What else? Ah, yes, tonight's dinner. For tonight's dinner I bought fresh beautiful cherry tomatoes. I am going to quarter or halve them and toss them with linguine and torn basil from the terrace and some beautiful olive oil Z's mother gave us. That will be the main course.
And before that? Fried zucchini blossoms.

My favorite food writer, Laurie Colwin, writes of theses in a chapter in her book Home Cooking. There is basically nothing in this book I don't want to make. And Z has had these before, though I haven't, and loves them, and they have such as short season so I thought, why not?
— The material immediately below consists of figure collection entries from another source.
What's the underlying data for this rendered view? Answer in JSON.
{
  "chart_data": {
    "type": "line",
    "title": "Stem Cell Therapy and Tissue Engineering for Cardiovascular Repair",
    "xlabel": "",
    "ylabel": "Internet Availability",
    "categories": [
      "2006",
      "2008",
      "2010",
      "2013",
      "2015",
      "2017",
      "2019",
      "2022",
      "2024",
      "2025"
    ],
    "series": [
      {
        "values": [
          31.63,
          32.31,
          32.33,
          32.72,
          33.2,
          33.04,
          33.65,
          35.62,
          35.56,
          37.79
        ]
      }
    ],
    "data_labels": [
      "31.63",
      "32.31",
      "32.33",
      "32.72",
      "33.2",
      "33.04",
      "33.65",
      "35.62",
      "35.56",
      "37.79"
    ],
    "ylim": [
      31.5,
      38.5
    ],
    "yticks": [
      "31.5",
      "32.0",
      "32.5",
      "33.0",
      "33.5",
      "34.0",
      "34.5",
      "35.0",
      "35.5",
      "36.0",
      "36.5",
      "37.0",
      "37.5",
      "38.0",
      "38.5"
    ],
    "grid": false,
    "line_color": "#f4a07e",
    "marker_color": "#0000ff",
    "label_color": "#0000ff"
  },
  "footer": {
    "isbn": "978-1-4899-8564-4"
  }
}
It will be a grand and relatively safe adventure: I many ever have cooked or eaten them, but everybody seems to love them, and I have a recipe from one of my favorite cooks of all.
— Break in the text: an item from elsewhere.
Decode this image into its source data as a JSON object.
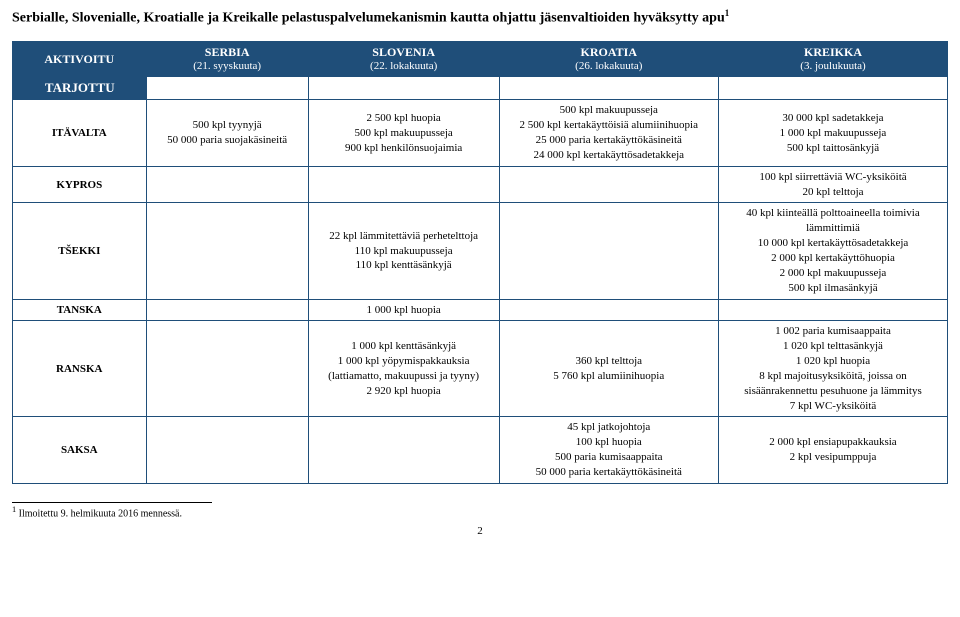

I will eat them on the terrace, and tell you what they're like.

Thursday, June 28, 2007

The World

I am at work. I am supposed to be making sure a recipe by Ina Garte is correctly reproduced for another publication. Instead I got lost in a picture at the beginning of her book of a table set at the very edge of an apple orchard in the late afternoon in summer, with golden light and vasses of grasses and herbs set out, and the dedication: 'My home is whever Jeffrey is'.
At table set up and someone to love.
I love Zachary. We do not have a perfect relationship, but instead of worrying me, that fills me with hope. We have our entire lives to figure out how best to make eachother happy. We've come so far in that in the past three years (we used to make eachother miserable), and I am confident we'll make it there. We'll make eachother happier than anybody else in the world, because the happiness one is experiencing is always the greatest of all.
And! I want to feed the world. The whole world. I want to set up tables in fields and cover them in dishes. I want to cook everything for everybody. I want people to stop conversing because of food, and I want peope to converse because of food.
That's how it's going to be, for my life.
I will love Zachary. My home will be with him, and my heart will be full of love, and I will feed the world.

Monday, June 25, 2007

Basil on the Terrace

Dinner: beef with broccoli.
When I was much younger, I don't know, maybe 11, maybe as old as 13 I wanted to make this. But I made the crucial mistake of starting to cook when I was hungry, and I didn't much know about reading recipes yet. The beef marinates for 20 minutes.
I was not a fan of that at all.
I just remember waiting, and messing up, and waiting, and not getting anything particularly delicious at the end.
Tonight was good. Peppery, with a good thick sauce. As often happens when I make stir fry, the meat was a little tough, but not hugely. It was a tasty meal over rice, and streched to fit three comfortably (Z had a friend over to feed).
It went well with chocolate chip cookies cooked till still very soft in the middle. I'm not much of one for Asian desserts. After stir-fry or fried rice I always want brownies or cookies or ice-cream. A nice easy familiar sweet.
Then time passed and, as will happen, we got hungry again. Z's parents had brought us two loaves of cinnamon challa, so we took one out of the freezer, thawed it in the microwave and cut off thick slices from the diameter. I soaked them in three eggs combined with somewhere between a quarter and a half cup milk -- closer to a half, and maybe three tablespoons of cream. No cinnamon needed.
I fried them in butter in my cast iron skillet (9 inches) and we ate. The cinnamon sections turns hot and melty, and the whole thing was really nicely eggy and soft.
Delicious.
I'm going to go eat some more of it.